The right wing political movement espouses a non-intrusive central government, recommending that we allow most things to be decided locally - in short that local knowledge is often best.

It is ironic because during argument before the US Supreme court in 2000 (Bush v. Gore) - the argument the Democrats felt the Republicans had to make was that somehow not uniformly counting ballots between states or even counties was harmful to Bush more than Gore - an argument that of course wouldn't be successful. So, instead they argued that citizen X in county X, was disenfranchised because his/her vote wasn't counted, while, under the same rules, citizen Y in county Y - was counted.

The CONSERVATIVE Supreme Court 'bought' this argument - and Big Brother never had a bigger day.

The SCOTUS knew what it had wrought, and in it's ruling included that the Bush v. Gore decision was ONLY applicable to that ruling. However now, here in Minnesota, that ruling is being used to justify doing something which ought to offend the right to its core - it is being used to say that the decisions of local election officials (TWICE) were wrong, even when in some cases that second review only determined a ballot to be ineligible because of the objection of one side or the other (between Coleman and Franken) - as reported during the current Coleman election contest trial by local election judges. Further, the Coleman side has contended that the judges not only got it wrong twice, including those ballots the where campaigns were allowed to overrule the officials and discard votes - but that the count and recount review of ballots got it so manifestly wrong that they simply cannot be trusted.

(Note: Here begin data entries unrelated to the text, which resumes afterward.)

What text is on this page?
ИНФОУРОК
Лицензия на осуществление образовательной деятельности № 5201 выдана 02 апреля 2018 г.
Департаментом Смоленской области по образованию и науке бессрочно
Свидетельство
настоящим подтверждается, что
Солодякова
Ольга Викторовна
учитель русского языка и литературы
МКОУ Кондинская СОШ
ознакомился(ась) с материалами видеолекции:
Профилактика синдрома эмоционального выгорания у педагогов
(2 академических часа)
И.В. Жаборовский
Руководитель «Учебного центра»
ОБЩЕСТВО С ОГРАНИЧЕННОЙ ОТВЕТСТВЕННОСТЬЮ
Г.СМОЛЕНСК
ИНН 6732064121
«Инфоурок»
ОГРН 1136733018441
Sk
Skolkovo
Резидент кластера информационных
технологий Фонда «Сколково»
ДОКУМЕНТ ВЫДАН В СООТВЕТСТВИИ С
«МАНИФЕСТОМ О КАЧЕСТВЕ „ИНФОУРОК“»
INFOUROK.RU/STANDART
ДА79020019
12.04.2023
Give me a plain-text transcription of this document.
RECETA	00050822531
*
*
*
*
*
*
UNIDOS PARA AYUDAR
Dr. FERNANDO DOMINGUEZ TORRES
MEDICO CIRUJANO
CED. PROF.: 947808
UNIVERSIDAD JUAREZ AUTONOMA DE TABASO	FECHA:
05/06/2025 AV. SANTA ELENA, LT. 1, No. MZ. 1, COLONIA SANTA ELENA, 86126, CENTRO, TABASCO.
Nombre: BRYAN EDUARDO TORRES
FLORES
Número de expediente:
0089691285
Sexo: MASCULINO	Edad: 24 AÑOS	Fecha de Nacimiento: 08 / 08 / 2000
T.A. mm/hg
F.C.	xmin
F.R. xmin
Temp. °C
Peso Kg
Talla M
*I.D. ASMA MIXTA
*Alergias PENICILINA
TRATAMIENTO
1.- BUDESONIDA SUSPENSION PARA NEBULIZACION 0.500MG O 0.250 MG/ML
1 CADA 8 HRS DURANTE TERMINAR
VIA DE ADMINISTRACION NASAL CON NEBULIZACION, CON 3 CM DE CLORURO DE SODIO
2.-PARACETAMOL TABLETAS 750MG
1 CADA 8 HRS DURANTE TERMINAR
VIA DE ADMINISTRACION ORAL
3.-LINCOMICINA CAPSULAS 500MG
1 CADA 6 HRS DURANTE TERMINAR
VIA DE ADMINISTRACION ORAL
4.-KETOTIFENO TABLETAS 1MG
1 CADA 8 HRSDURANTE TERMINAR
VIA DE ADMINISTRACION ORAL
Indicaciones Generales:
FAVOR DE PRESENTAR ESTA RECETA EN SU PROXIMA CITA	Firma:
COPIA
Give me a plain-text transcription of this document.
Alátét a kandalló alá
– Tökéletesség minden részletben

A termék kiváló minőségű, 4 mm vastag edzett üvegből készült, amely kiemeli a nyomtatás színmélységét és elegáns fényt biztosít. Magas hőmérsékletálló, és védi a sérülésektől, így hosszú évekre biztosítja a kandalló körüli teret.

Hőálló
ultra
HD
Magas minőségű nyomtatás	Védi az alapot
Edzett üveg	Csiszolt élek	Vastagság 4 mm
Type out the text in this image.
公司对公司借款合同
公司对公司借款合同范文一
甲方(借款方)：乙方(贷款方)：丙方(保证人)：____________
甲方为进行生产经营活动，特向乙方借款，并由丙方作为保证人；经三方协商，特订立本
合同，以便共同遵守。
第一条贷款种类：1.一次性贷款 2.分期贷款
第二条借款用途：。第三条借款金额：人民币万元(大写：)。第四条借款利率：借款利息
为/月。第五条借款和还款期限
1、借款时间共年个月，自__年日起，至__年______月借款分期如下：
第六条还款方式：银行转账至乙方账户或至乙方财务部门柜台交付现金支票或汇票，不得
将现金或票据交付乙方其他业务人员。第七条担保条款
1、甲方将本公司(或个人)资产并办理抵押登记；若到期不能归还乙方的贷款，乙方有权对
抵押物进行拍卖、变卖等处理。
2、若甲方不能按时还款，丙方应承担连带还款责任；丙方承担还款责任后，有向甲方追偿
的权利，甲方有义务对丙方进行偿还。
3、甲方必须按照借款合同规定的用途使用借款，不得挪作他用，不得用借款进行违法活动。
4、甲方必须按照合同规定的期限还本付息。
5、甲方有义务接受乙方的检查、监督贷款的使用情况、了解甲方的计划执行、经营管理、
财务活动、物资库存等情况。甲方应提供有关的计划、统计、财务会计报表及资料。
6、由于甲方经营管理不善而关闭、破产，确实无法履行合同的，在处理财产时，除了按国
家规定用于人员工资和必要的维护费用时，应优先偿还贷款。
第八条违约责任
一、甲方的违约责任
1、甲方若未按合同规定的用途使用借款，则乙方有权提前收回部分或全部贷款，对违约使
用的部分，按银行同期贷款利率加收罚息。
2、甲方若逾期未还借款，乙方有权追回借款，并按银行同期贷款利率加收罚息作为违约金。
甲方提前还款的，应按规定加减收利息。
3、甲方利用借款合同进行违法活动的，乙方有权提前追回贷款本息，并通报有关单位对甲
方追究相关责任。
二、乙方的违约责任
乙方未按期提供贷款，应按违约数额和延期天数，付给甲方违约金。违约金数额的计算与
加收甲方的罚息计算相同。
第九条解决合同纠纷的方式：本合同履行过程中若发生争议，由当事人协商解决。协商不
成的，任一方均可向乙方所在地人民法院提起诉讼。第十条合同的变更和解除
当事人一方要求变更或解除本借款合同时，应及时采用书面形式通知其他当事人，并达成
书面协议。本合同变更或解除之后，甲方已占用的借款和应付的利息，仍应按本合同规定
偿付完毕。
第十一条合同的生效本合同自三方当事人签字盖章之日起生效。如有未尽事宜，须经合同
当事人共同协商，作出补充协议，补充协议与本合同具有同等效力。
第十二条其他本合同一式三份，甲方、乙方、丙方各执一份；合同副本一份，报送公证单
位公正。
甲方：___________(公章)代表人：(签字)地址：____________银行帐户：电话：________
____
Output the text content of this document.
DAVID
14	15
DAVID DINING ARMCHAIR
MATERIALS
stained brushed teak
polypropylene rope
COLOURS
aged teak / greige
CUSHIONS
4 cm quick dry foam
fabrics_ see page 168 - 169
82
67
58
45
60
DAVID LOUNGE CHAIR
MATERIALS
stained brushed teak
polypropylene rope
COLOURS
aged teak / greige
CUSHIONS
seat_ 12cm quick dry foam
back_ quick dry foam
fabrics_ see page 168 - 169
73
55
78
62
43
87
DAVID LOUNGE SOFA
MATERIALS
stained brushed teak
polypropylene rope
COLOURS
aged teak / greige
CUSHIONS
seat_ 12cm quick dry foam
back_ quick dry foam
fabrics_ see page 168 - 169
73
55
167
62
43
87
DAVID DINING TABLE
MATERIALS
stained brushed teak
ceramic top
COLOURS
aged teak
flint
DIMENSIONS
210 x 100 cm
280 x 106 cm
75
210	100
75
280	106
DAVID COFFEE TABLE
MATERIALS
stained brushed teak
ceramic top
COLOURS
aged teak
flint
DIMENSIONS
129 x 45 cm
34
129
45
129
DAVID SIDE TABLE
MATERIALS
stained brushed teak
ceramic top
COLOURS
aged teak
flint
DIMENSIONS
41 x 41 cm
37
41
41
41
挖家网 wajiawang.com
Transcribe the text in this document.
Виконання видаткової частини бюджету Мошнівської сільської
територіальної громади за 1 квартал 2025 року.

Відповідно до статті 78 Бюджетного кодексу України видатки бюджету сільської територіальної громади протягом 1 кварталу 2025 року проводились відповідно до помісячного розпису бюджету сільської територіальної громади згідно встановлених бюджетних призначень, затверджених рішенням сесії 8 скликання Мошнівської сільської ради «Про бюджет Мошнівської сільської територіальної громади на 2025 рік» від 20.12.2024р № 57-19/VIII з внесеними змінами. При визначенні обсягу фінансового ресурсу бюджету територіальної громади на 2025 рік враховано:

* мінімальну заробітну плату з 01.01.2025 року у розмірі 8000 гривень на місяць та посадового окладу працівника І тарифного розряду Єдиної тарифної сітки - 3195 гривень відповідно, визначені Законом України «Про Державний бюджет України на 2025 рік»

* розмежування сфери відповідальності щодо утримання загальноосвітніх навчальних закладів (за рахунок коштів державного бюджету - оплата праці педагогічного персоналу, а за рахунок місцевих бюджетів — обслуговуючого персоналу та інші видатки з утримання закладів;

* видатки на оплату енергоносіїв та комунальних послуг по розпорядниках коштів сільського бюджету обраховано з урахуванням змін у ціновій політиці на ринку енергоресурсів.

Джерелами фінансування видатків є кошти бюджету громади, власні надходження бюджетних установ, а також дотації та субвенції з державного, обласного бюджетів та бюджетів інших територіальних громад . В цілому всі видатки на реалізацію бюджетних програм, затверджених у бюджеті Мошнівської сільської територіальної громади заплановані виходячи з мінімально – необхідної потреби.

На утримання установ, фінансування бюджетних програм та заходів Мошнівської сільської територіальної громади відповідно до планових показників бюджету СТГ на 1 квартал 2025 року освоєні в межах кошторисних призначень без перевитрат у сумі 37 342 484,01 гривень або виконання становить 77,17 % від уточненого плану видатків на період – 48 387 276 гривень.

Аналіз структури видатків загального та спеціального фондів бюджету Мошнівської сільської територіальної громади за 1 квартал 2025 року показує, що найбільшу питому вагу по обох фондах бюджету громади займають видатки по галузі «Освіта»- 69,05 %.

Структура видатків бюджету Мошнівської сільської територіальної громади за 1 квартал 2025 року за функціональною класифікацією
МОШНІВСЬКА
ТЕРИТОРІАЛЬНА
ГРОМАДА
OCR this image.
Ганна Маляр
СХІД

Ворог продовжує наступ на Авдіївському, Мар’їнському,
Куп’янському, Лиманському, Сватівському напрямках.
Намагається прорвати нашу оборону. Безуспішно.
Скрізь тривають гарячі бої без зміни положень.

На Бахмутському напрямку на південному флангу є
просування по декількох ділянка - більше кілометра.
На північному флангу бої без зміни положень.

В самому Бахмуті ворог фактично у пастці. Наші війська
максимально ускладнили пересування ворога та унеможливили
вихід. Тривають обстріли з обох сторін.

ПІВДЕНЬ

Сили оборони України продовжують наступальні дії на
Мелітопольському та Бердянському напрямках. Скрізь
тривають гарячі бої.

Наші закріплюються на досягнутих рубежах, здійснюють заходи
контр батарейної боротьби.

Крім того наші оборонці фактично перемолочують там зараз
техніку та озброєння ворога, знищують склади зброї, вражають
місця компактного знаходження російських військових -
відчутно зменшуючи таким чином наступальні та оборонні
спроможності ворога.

Let's deal with the first part - in Bush v. Gore, the fundamental problem I have with the decision is this. Republicans across the south (and Dixiecrats too), have created unequal voting processes - they have for decades put shoddy, unreliable machines in too few numbers in poor precincts. In Florida, they attempted to sidestep rules in order to include military absentee ballots which were undated, but didn't want undated other ballots included (neither should have been in my opinion). What's worse though is that Katherine Harris, with Jeb Bush's tacit approval, threw 14,000 voters off the roles (illegally or so it is reported by a separate investigation AND by the company who did the work - they advised Harris such conduct was probably illegal - following the 2000 election that investigated concluded exactly thus - it was not legal or proper for Harris to have done this) What Harris did was dump 14,0000 (approx) mostly poor and mostly black voters - because their names were 'kinda' similar to that of felons - again despite being warned about the very very high likelihood that many thousands of voters would be disenfranchised. In short, they setup a highly unequal system - argue that local decisions matter - and then used the fact that human judgement - on ANY rule set - will vary, to argue that an unequal system is unconstitutional. After 2000, however, they then (in the FL legislature) opposed meaningful reforms which would have leveled the playing field in Florida to ensure adequate and even capability machines were provided across the state in proportion to the voting population of the counties.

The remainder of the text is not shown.